291 Example 3 As a regenerating liquid, 0.0% of polyacrylic acid with a molecular weight of 2000 was used.
72 f/di solution (pH 7.5 with sodium hydroxide)
The procedure was carried out in the same manner as in Example 1, except that (adjusted to 0) was used, and the amount of cholesterol adsorbed in the first time, the amount of cholesterol desorbed by the regenerating solution, and the amount of cholesterol adsorbed in the second time completely matched. It was found that the low-density lipoprotein adsorbent was completely regenerated by the regenerating solution.

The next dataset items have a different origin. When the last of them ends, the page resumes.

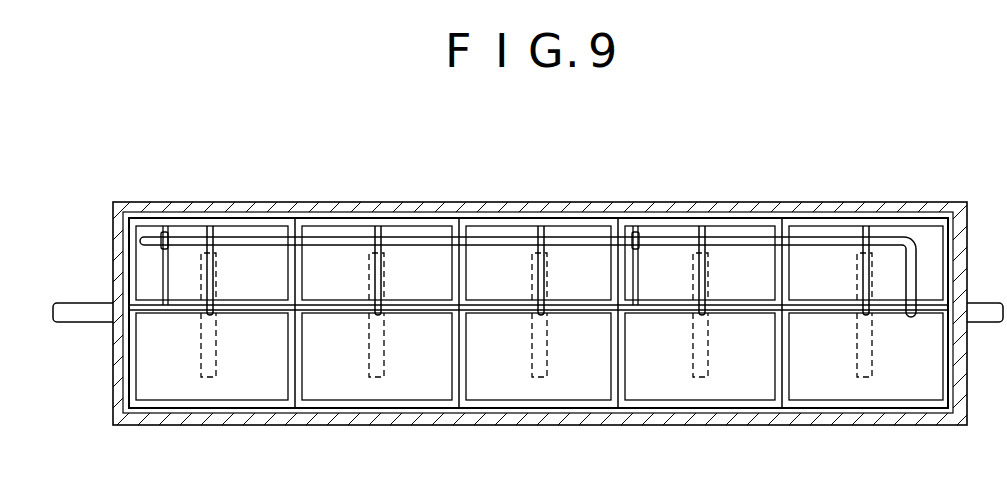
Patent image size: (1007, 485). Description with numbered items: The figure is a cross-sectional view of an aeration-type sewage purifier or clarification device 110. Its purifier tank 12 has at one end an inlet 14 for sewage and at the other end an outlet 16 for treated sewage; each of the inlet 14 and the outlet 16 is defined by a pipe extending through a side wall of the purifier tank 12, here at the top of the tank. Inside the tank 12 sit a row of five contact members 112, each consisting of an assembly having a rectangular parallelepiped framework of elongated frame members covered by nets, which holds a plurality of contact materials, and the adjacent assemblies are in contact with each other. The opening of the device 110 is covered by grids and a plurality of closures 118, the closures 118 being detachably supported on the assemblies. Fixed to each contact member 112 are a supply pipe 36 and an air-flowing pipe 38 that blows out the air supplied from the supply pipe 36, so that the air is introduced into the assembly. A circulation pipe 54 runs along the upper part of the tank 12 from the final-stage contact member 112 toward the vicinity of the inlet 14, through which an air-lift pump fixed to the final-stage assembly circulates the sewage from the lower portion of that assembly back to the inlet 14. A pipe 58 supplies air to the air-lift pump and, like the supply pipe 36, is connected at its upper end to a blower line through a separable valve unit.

The sewage purifier 110 is at (863, 154).
The purifier tank 12 is at (118, 413).
The inlet 14 is at (75, 313).
The outlet 16 is at (978, 320).
The contact member 112 is at (276, 224).
The closure 118 is at (258, 387).
The circulation pipe 54 is at (663, 238).
The pipe for supplying air to the air-lift pump 58 is at (920, 282).
The supply pipe 36 is at (216, 271).
The air-flowing pipe 38 is at (216, 338).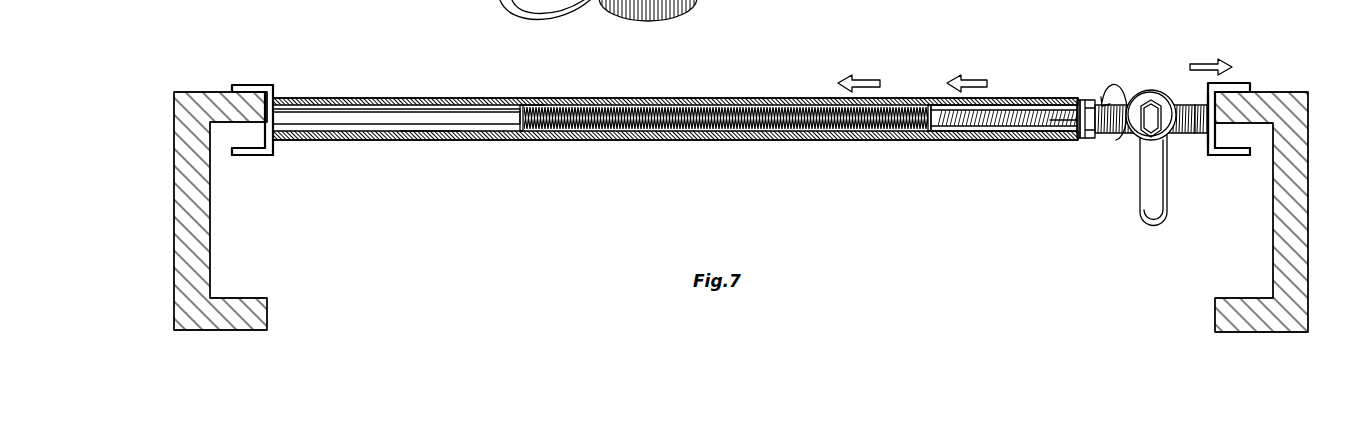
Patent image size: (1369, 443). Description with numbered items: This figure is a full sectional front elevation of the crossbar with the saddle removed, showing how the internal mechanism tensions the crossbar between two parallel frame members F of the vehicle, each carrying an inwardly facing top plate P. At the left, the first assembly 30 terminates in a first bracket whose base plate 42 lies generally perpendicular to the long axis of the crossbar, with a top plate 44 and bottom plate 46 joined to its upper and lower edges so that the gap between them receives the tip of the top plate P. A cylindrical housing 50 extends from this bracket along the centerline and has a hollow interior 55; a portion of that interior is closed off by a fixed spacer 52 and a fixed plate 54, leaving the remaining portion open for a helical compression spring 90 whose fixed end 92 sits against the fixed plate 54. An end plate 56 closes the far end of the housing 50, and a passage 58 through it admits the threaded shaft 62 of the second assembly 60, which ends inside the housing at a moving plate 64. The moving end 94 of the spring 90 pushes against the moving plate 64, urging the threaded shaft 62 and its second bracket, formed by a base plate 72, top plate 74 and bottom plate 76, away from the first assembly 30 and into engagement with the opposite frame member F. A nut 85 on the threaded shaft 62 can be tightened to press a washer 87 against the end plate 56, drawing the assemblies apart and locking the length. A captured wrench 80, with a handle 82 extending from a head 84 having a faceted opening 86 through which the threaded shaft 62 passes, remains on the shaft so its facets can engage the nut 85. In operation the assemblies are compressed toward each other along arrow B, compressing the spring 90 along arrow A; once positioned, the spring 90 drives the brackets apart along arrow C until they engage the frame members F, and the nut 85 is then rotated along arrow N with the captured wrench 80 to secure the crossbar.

The top plate P is at (216, 93).
The frame member F is at (173, 210).
The first assembly 30 is at (278, 142).
The base plate 42 is at (276, 96).
The top plate 44 is at (254, 85).
The bottom plate 46 is at (253, 156).
The housing 50 is at (461, 98).
The fixed spacer 52 is at (381, 112).
The fixed plate 54 is at (524, 140).
The hollow interior 55 is at (428, 140).
The end plate 56 is at (1076, 100).
The passage 58 is at (1062, 120).
The second assembly 60 is at (1206, 136).
The threaded shaft 62 is at (1190, 105).
The moving plate 64 is at (930, 140).
The base plate 72 is at (1216, 128).
The top plate 74 is at (1240, 83).
The bottom plate 76 is at (1238, 156).
The captured wrench 80 is at (1130, 155).
The handle 82 is at (1150, 194).
The head 84 is at (1153, 100).
The nut 85 is at (1088, 139).
The faceted opening 86 is at (1152, 94).
The washer 87 is at (1079, 100).
The spring 90 is at (753, 146).
The fixed end 92 is at (531, 98).
The moving end 94 is at (930, 104).
The arrow N is at (1113, 90).
The arrow A is at (862, 80).
The arrow B is at (972, 80).
The arrow C is at (1208, 60).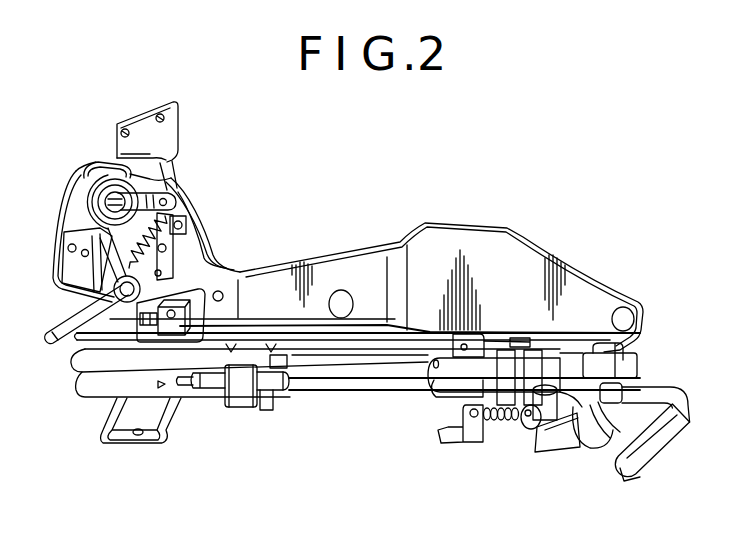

[Brief explanation of the drawing]

FIG. 1 is a cross-sectional schematic diagram showing a low-density lipoprotein adsorbent filled with a low-density lipoprotein adsorbent having a polyanion portion on the surface, and FIG. 2 is a graph showing the experimental results of Example 1. . 1...Low-density lipoprotein adsorber 2...
...Cylinder 313'...Filter 4...Puts Φ ring 5...Body fluid inlet 6,8...・・・・・・
... Cap 9 ... Adsorbent layer

Claims (2)

[Claims] (1) Washing a low-density lipoprotein adsorbent having a polyanionic moiety on its surface, which has adsorbed low-density lipoproteins and/or other cationic substances in body fluids, with a solution containing at least one type of chelating agent. A method for regenerating a low-density lipoprotein adsorbent, characterized by: (2) Adsorption and regeneration of low-density lipoproteins, characterized in that a low-density lipoprotein adsorbent having a polyanion portion on the surface is housed in a container having two systems of liquid inlets and two systems of liquid outlets. equipment.